Standardize `PronunciationKind` to BCP 47 tags
The current definition is too limiting and the Other variant doesn't give enough structure.
I think we should instead use BCP 47 tags with Region, Script, and Variant and the transformation extension t specified (when relevant). When in doubt, consult Unicode and IANA for clarification, more specifically, the IANA language subtag registery, and the Unicode CLDR data
The following table gives the changes for the current schema
| Old | New |
|---|---|
| IPA | und-fonipa[^1] |
| Pinyin | zh-Latn-pinyin |
| Hiragana | ja-Hira |
| Katakana | ja-Kana |
| Romaji | ja-Latn |
| Yale | ko-Latn*[^2] |
| Jyutping | yue-jyutping |
| Bopomofo | zh-Bopo or yue-Bopo |
| Hepburn | ja-Latn-hepburn or ja-Latn-alalc97[^3] |
In case the language is unknown (unlikely), or it's a purely typographic, use the und language tag[^1]
Example
For example, see this example from the codebase.
https://github.com/TheOpenDictionary/odict/blob/094dee15cdf2e3673652a6c6b4df355191d520bd/python/tests/test_pronunciation.py#L118-L135
Currently, both entries are encoded using the ipa kind which is ambiguous. With BCP 47 tags, this would be
<dictionary>
<entry term="hello">
<ety>
- <pronunciation kind="ipa" value="həˈləʊ">
+ <pronunciation kind="en-GB-fonipa" value="həˈləʊ">
<url src="./hello-british.mp3" />
</pronunciation>
- <pronunciation kind="ipa" value="hɛˈloʊ">
+ <pronunciation kind="en-fonipa" value="hɛˈloʊ">
<url src="./hello-american.mp3" />
</pronunciation>
<sense pos="adj">
<definition value="A greeting" />
</sense>
</ety>
</entry>
</dictionary>
Modeling the difference in the two pronunciations.
Furthermore, this example https://github.com/TheOpenDictionary/odict/blob/094dee15cdf2e3673652a6c6b4df355191d520bd/examples/pronunciation_example.xml#L78-L80
Stops becoming custom, it's just encoded under zh-Latn-wadegile!
This automatically makes the schema more extensible, supporting more languages/systems without having to touch the codebase.
Rationale
Other than supporting more languages out of the gate, adopting this system would allow odict clients to perform Unicode Transformations robustly. Let's take for example, https://github.com/TheOpenDictionary/odict/blob/094dee15cdf2e3673652a6c6b4df355191d520bd/examples/pronunciation_example.xml#L44-L46
Suppose that I am a Chinese dictionary user who prefers to use numbers for tones instead of accents.

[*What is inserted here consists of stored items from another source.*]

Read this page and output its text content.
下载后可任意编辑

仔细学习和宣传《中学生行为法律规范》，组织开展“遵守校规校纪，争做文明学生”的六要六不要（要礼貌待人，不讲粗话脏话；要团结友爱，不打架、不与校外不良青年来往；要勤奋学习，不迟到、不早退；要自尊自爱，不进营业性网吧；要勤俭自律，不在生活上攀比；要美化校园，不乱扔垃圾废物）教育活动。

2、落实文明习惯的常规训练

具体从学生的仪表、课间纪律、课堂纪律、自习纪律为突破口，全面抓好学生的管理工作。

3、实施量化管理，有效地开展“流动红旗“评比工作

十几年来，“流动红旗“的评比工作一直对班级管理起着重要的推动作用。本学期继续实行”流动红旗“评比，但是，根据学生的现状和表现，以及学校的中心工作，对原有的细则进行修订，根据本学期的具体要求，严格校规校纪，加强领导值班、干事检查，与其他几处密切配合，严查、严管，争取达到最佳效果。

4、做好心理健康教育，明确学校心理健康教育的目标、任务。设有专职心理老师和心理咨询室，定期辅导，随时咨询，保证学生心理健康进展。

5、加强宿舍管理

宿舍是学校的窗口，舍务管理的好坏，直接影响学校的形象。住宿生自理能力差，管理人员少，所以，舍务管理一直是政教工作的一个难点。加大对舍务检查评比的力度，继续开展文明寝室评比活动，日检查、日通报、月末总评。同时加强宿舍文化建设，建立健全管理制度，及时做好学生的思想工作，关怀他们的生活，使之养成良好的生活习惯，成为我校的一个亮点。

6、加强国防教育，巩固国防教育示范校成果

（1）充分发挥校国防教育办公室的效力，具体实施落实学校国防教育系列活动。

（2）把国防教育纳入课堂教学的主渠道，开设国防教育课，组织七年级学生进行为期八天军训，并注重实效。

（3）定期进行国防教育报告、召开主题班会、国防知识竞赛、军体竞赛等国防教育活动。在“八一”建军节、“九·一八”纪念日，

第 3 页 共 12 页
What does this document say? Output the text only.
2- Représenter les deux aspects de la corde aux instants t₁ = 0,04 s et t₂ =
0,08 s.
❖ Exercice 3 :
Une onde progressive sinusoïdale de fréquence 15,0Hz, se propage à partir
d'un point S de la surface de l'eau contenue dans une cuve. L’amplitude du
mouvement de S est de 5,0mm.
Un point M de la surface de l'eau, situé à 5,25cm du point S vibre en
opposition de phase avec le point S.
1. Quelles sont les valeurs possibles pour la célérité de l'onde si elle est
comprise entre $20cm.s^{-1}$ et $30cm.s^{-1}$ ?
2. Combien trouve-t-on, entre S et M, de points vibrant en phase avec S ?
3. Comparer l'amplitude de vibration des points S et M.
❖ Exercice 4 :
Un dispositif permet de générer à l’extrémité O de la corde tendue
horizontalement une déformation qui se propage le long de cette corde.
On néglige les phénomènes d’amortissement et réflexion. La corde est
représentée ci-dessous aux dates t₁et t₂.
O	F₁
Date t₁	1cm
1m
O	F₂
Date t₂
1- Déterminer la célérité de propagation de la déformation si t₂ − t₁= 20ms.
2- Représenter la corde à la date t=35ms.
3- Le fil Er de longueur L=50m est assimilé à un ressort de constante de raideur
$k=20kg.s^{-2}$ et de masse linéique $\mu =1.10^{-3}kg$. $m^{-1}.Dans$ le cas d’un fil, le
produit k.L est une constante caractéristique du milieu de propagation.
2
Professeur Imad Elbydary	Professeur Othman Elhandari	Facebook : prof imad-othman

If the pronunciation was annotated with zh-Latn-pinyin, my client can use the ICU Latin-NumericPinyin transform to automatically transform the pronunciation to numeric form. i.e. Ni3 hao3, ren4shi ni3 hen3 gao1xing2
Furthermore, this system will help facilitate typesetting ruby by allowing mixed Hiragana Katakana pronunciation using ja-Hrkt. See japanese-furigana-normalize for more info.
Change
For backwards compatibility, we should alias the previous definitions to the current one. Furthermore, I think we should warn when we encounter an Other that is not a valid BCP 47 tag (and optionally maybe when we encounter und for the language[^1]). If we're willing to make a breaking change, then perhaps the following schema is best:
pub enum PronunciationKind {
Bcp47(icu_locale_core::LanguageIdentifier), // or use String if you don't want the dependency
#[strum(to_string = "{0}")]
#[serde(untagged)]
Other(String),
}
Update (Oct 1)
I think it's better to just get rid of PronunciationKind and just use icu_locale_core::LanguageIdentifier (or String) instead. If you had any data that didn't fit exactly into the BCP 47 tag, you could just stuff it into the private modifier just like handling Yale[^2]
[^1]: It's best to specify the language, as in the example above, since IPA notation changes from language to language.
[^2]: Korean is in a more peculiar place, it seems that ko-Latn-alalc97 (Modified McCune–Reischauer) is the only variant specified in Unicode CLDR. According to the CLDR, the default transform for ko-Latn is the Revised Romanization of Korean (RR) (also indicated by transform flag -t-m0-mcst or -t-m0-bgn) which suggests that should be the default intrepretation for ko-Latn. Unfortuately, this means we have to model Yale ambiguously with RR under ko-Latn, or use a private extension (e.g. ko-Latn-x-yale). Funnily enough ko-KP-Latn would most likely model the Romanization of Korea system.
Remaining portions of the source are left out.